Digitales Bildkonvolut der Firma FRAWI

Beschreibung:

Original-Fotografien der Firmengeschichte, zusammengestellt und kontextualisiert von Claus Merk; dem Dokumantationszentrum zur Digitalisierung überlassen im Oktober 2021.

Sammlungsnummer:

D-1315-1 bis D-1315-49

Niemand im Team des Dokumentationszentrums glaubte im Herbst 2021 daran, dass im Zusammenhang mit der Kongresshalle noch fundamental Neues zu entdecken wäre, als uns eine Mail von Claus Merk erreichte. Der Nürnberger Unternehmer lud – angeregt durch die aktuelle Diskussion um die Erweiterung der kulturellen Nutzung – dazu ein, das Fotoalbum der Firma seiner verstorbenen Verwandten Franz Josef und Irmgard Charlotte Wild durchzublättern, den Großeltern seiner Frau.
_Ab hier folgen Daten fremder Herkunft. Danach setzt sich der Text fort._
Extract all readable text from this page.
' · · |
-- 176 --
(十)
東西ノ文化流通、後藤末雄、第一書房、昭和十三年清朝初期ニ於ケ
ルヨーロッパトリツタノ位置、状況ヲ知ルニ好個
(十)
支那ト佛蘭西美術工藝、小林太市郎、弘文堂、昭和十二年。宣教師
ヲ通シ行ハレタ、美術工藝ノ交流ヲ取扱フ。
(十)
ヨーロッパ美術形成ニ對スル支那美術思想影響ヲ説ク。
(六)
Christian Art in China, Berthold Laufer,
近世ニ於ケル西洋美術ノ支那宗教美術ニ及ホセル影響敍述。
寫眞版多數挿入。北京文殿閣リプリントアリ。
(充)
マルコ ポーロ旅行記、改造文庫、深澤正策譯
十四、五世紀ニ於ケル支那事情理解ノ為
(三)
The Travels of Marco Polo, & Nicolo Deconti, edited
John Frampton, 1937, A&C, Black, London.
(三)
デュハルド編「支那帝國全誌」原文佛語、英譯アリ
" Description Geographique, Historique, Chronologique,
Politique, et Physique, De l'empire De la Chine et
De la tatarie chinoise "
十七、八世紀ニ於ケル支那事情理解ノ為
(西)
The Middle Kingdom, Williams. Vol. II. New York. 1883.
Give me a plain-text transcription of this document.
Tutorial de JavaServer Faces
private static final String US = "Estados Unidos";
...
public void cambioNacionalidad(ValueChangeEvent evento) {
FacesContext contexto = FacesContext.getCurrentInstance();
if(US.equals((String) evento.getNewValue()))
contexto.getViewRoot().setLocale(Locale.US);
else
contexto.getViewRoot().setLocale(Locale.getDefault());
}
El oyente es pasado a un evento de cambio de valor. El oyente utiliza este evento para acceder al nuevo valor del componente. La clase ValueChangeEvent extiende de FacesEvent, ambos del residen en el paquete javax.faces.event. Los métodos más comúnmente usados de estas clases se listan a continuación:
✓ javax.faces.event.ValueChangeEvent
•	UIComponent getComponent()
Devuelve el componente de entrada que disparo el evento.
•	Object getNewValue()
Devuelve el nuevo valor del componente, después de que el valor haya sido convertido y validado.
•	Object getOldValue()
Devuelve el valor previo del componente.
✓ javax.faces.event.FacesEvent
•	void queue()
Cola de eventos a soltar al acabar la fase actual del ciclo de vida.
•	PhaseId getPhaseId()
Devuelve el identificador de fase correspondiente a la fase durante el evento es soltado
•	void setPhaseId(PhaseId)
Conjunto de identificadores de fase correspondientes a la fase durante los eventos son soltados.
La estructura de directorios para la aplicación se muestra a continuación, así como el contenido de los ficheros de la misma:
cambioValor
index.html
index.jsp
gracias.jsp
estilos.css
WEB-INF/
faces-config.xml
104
Sie hätten in der unmittelbaren Nachkriegszeit in der Kongresshalle jahrelang erfolgreich Baustoffe für den Wiederaufbau Nürnbergs produziert. Das sei wohl gar nicht bekannt?

 

Firmengründung auf der "Müllhalde" Reichsparteitagsgelände

Als Franz Josef Wild (geb. 21.03.1893 in Schwäbisch-Gmünd) am 12. August 1947 in Nürnberg ein Gewerbe anmeldete, fehlte ihm noch ein griffiger Name für seine Firma: "Herstellung von Baustoffen aus aufbereitetem Trümmerschutt" war nichts für einen Briefkopf oder eine Werbeanzeige, sagte aber genau das aus, wofür ihn die Nürnberger Stadtverwaltung angeworben hatte.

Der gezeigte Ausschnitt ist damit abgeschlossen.